Dutch artist Lily van der Stokker covered the exterior of an entire building with white on pink decorative motifs for Expo 2000 in Hannover. Adjusting this ornamental gigantism to the more ordinary dimensions of an interior gallery space, the artist perhaps allowed more subtlety to come into play. Large sinuous lines delineating fuchsia or similarly syrupy-colored flowers, typical of the artist’s style, were repeated uniformly. There was a difference in the treatment of the gallery’s two rooms that, though it was not obvious at first, ultimately revealed the conceptual dimension of van der Stokker’s work, despite its apparent banality. The untitled wall painting in the first room—which is the gallery proper, the exhibition space—was conceived as the work to be “shown”; it was thus presented in the empty room. The adjacent room is a functional space (the office), and it was likewise decorated with analogous floral volutes, in the same patently mawkish adolescent style. In this space, however, the decoration was intended simply as decoration, and the wall painting assumed the function of simple wallpaper. In fact, a careful observer might have noted that in one area of the wall the painted motifs ran into each other with some confusion, the way patterns fail to line up properly when one does a poor job of applying wallpaper.

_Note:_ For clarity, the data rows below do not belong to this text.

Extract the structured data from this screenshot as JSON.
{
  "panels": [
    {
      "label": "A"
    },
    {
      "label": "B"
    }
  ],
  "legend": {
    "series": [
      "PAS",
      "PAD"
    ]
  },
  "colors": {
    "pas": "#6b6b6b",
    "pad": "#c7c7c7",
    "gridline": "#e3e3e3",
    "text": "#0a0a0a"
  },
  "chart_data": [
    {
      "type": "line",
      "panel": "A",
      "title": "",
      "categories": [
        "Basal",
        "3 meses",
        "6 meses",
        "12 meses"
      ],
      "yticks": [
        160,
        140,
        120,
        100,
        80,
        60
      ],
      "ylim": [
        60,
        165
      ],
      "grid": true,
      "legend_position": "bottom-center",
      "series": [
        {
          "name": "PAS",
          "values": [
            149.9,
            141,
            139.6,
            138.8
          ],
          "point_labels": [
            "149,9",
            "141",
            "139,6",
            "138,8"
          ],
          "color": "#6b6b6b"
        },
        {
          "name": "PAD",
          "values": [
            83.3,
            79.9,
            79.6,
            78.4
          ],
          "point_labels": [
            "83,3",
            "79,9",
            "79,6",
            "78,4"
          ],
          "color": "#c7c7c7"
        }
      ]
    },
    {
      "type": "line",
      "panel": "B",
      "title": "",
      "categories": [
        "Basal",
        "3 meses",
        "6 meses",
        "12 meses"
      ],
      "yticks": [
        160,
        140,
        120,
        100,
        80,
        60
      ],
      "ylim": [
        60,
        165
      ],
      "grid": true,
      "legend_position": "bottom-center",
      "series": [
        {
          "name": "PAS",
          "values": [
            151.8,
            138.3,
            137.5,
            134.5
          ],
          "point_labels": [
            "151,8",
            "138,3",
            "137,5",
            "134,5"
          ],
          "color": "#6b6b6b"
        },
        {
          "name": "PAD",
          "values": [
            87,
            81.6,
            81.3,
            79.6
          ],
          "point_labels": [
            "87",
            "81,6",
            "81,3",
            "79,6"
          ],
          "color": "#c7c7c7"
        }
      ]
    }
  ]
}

Moreover, the change in function from one room to the other was evident despite the consistency in style. On the office wall van der Stokker chose to hang some small drawings related to previous wall-painting projects, all accompanied by an image of a sofa, which, in her drawings, always indicates the work’s domestic, utilitarian fulfillment. Naturally, van der Stokker’s intentions are polemical. The kitsch (I don’t know how else to define it) of her colors and forms seems to have emerged from the notebooks of a daydreaming female student—one devoid of any visual culture. But simply by contrasting these motifs with the seriousness of the art discourse into which she interpolates them, van der Stokker seems to denounce art’s detachment from the quotidian reality of ordinary people. And she addresses that reality’s aesthetic implications, even those pertaining to subcultures about which we never have anything to say. A title typical of her small drawings is Spectacular Experimental Art by Older People, 2000, and she herself—not yet fifty—defines “old” in response to the hysterical pursuit of the “new” in the culture industry. These painted walls also inevitably brought to mind the utterly precise, masculine rationalism of an artist like Sol LeWitt, to whose work van der Stokker presents a deliberate contrast. Her art questions the distinction between the beautiful and the ugly, the meaning of creativity and aesthetic self-expression, and the place of pure pleasure (even when it is regressive) within intellectual experience. She carries out this interrogation with operations that become provocative simply because they are not legitimized by the art system’s established conventions.

Giorgio Verzotti

Translated from Italian by Marguerite Shore.